New data reveals the impact of palliative care and health reform needed
The power of quality palliative care is one of the key take outs of updated data released by the Australian Institute of Health and Welfare (AIHW), but these insights also point to the need for further investment.
In 2021, at least 58,700 patients received palliative care. The vast majority of those patients said the pain they felt because of their illness ‘disappeared or became milder’ as a result of palliative treatment, while half reported less distress from fatigue and breathing problems.
“Easing symptoms and enabling quality of life is at the heart of palliative care, and it’s satisfying to know that the vast majority of people accessing palliative care last year felt that benefit,” says Camilla Rowland, CEO, Palliative Care Australia.
“It’s a testament to the dedication of the nurses, doctors, and allied health professionals involved in providing care, but clearly more can be done.”
AIHW also reports that in the five years to 2020, palliative care-related hospitalisations increased by 18%, a steeper rate than that for hospitalisations for all reasons (6%) over the same period. Additionally, the average length of stay for palliative care-related admissions was almost twice as long compared with all other hospitalisations.

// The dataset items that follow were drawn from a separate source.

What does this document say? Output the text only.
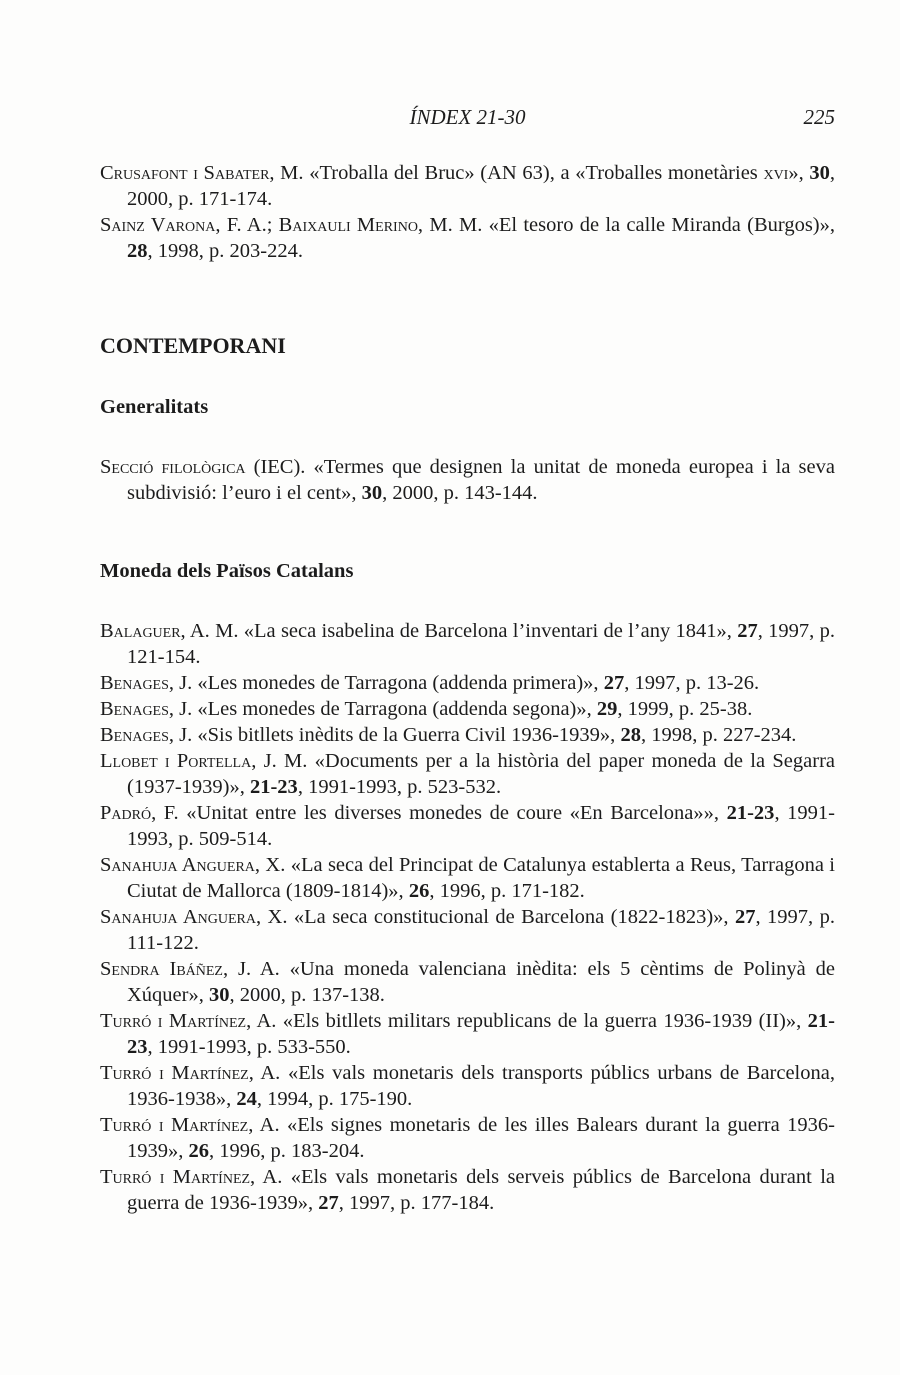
ÍNDEX 21-30	225

Crusafont i Sabater, M. «Troballa del Bruc» (AN 63), a «Troballes monetàries xvi», 30, 2000, p. 171-174.

Sainz Varona, F. A.; Baixauli Merino, M. M. «El tesoro de la calle Miranda (Burgos)», 28, 1998, p. 203-224.

CONTEMPORANI
Generalitats

Secció filològica (IEC). «Termes que designen la unitat de moneda europea i la seva subdivisió: l’euro i el cent», 30, 2000, p. 143-144.

Moneda dels Països Catalans

Balaguer, A. M. «La seca isabelina de Barcelona l’inventari de l’any 1841», 27, 1997, p. 121-154.

Benages, J. «Les monedes de Tarragona (addenda primera)», 27, 1997, p. 13-26.

Benages, J. «Les monedes de Tarragona (addenda segona)», 29, 1999, p. 25-38.

Benages, J. «Sis bitllets inèdits de la Guerra Civil 1936-1939», 28, 1998, p. 227-234.

Llobet i Portella, J. M. «Documents per a la història del paper moneda de la Segarra (1937-1939)», 21-23, 1991-1993, p. 523-532.

Padró, F. «Unitat entre les diverses monedes de coure «En Barcelona»», 21-23, 1991-1993, p. 509-514.

Sanahuja Anguera, X. «La seca del Principat de Catalunya establerta a Reus, Tarragona i Ciutat de Mallorca (1809-1814)», 26, 1996, p. 171-182.

Sanahuja Anguera, X. «La seca constitucional de Barcelona (1822-1823)», 27, 1997, p. 111-122.

Sendra Ibáñez, J. A. «Una moneda valenciana inèdita: els 5 cèntims de Polinyà de Xúquer», 30, 2000, p. 137-138.

Turró i Martínez, A. «Els bitllets militars republicans de la guerra 1936-1939 (II)», 21-23, 1991-1993, p. 533-550.

Turró i Martínez, A. «Els vals monetaris dels transports públics urbans de Barcelona, 1936-1938», 24, 1994, p. 175-190.

Turró i Martínez, A. «Els signes monetaris de les illes Balears durant la guerra 1936-1939», 26, 1996, p. 183-204.

Turró i Martínez, A. «Els vals monetaris dels serveis públics de Barcelona durant la guerra de 1936-1939», 27, 1997, p. 177-184.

“This has a big impact on our already stretched hospital system and may not be what many people want at the end of their life,” Ms Rowland says.
KPMG has found that for every $1 you invest in palliative care services $2.13 is returned to the hospital system through reduced admissions and a better allocation of health services.
“We continue to highlight the contribution palliative care can make to improve people’s lives and the efficiency of the health system,” Ms Rowland says.
“The data also reveals that between 2019 and 2020 the rate of increase in the number of specialist palliative medicine doctors more than halved when compared to increases in previous years. Is that a result of burnout and staff leaving the health system? We are certainly hearing stories of that.
“Given demand for palliative care is forecast to double before 2050, we need to invest in growing the workforce now if we are to treat people with pain and distress effectively and compassionately into the future.”
Palliative Care Australia is grateful for the work of the Australian Institute of Health and Welfare and the Palliative Care Outcomes Collaboration (PCOC). AIHW’s full report including further insights on COVID-19, medications, Medicare, and more is available at the AIHW website.